Cherchez « conservation sous vide » et vous tomberez sur une dizaine de tableaux qui promettent tous la même chose : trois à cinq fois plus longtemps. Ces tableaux sont publiés par des vendeurs de machines à mettre sous vide, et ils omettent tous le même point — celui qui décide.
Le vide ne tue rien
Une machine sous vide fait exactement une chose : elle retire l’air, donc l’oxygène. Cela règle deux problèmes réels et en crée un troisième.
Ce que ça règle : l’oxydation — le gras qui rancit, la couleur qui brunit, la pomme coupée qui noircit — et les micro-organismes aérobies, ceux qui ont besoin d’oxygène pour vivre. Ce sont précisément ceux qui font sentir mauvais, moisir et pourrir.
Ce que ça crée : en écartant les aérobies, on retire la concurrence de tous les autres. Les anaérobies, eux, prospèrent sans oxygène. Parmi eux, deux noms comptent : Clostridium botulinum, et Listeria monocytogenes, qui s’accommode très bien du vide comme du froid.
La conséquence est celle-ci, et elle inverse l’intuition : un aliment sous vide peut devenir dangereux avant de paraître mauvais. Les microbes qui l’auraient signalé ont été écartés ; ceux qui restent ne préviennent pas.
Le froid reste obligatoire
C’est la conséquence directe du point précédent. Le sous vide ne remplace jamais la réfrigération, il la prolonge. Une viande sous vide laissée à température ambiante n’est pas mieux protégée qu’une viande à l’air libre — elle l’est moins, parce que l’anaérobie y a le champ libre.
Les durées annoncées par les tableaux commerciaux supposent toutes, sans toujours le dire, un réfrigérateur à 3-4 °C. À 8 °C, elles ne valent plus rien.
Ce qui gagne vraiment
Le sous vide donne les meilleurs résultats sur ce qui craint l’oxygène, et de médiocres résultats sur ce qui craint l’écrasement ou l’humidité.
Il gagne beaucoup : les viandes rouges crues en pièce entière, les fromages à pâte dure, la charcuterie sèche, le café en grains, les fruits à coque, tout ce qui rancit. Sur ces produits, l’oxydation est le facteur limitant, et on la supprime.
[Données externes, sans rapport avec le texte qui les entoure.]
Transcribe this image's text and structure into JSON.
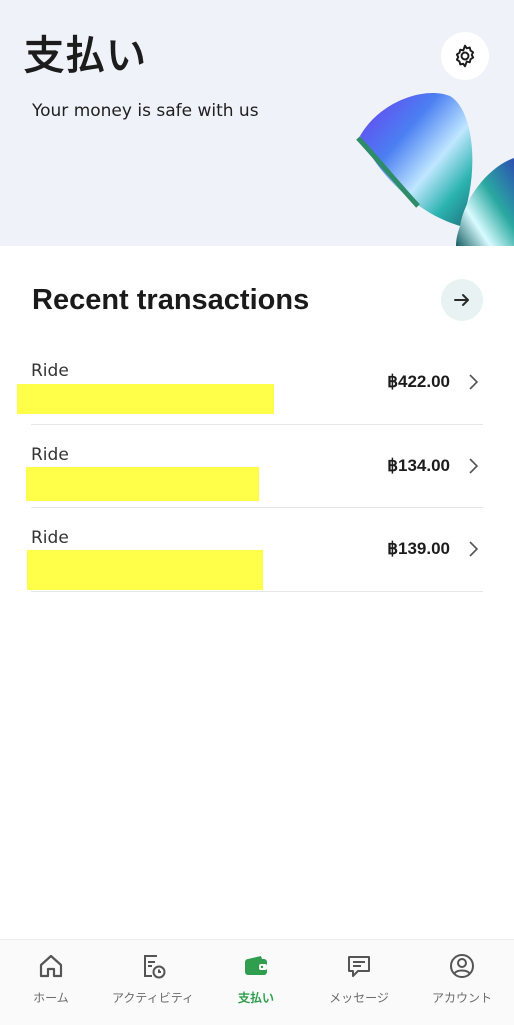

Il gagne peu : les fruits et légumes frais, qui continuent de respirer et s’asphyxient dans le sachet. Les champignons, qui transpirent et se noient. Les salades, qui s’écrasent.
Il ne faut pas : les fromages à pâte molle en cours d’affinage — l’affinage est un travail de moisissures aérobies, qu’on arrête. Les préparations à l’ail cru sous huile, cas classique de botulisme. Les légumes crus mal lavés, qui portent la terre où vit le botulique.
Le tableau, avec ses conditions
Ces durées supposent un réfrigérateur à 3-4 °C et un produit mis sous vide frais, le jour de l’achat. Le vide ne rattrape rien : il prolonge l’état dans lequel on l’a scellé.
| Produit | À l’air, au froid | Sous vide, au froid |
|---|---|---|
| Viande rouge crue, pièce entière | 3 à 4 jours | 8 à 10 jours |
| Viande hachée | le jour même | 2 jours |
| Volaille crue | 2 jours | 5 à 6 jours |
| Poisson frais | 1 à 2 jours | 4 à 5 jours |
| Charcuterie tranchée | 3 jours | 12 à 15 jours |
| Fromage à pâte dure | 15 jours | 40 à 60 jours |
| Plat cuisiné refroidi | 3 jours | 8 à 10 jours |
| Café en grains | 1 mois | 6 mois |
La viande hachée mérite qu’on s’y arrête : elle reste à deux jours, alors que la pièce entière triple. Le hachage a réparti dans toute la masse ce qui n’était qu’en surface, et le vide n’y change rien. C’est le rappel le plus utile de ce tableau : le sous vide multiplie ce qu’on lui donne, il ne le corrige pas.
Congeler sous vide
C’est le seul emploi où le sous vide n’a aucun inconvénient. Il supprime le contact avec l’air, donc la brûlure de congélation — ces zones grises et sèches où l’eau a migré hors des tissus.
Un produit congelé sous vide garde sa qualité deux à trois fois plus longtemps qu’en sachet ordinaire. Les durées de sécurité, elles, ne changent pas : à −18 °C, rien ne se multiplie, avec ou sans air.
En résumé
Le sous vide est un excellent outil contre l’oxydation, un outil correct contre les microbes aérobies, et aucune protection contre les anaérobies. Il prolonge le froid, il ne le remplace pas, et il ne rattrape jamais un produit qui n’était pas frais au moment du scellage.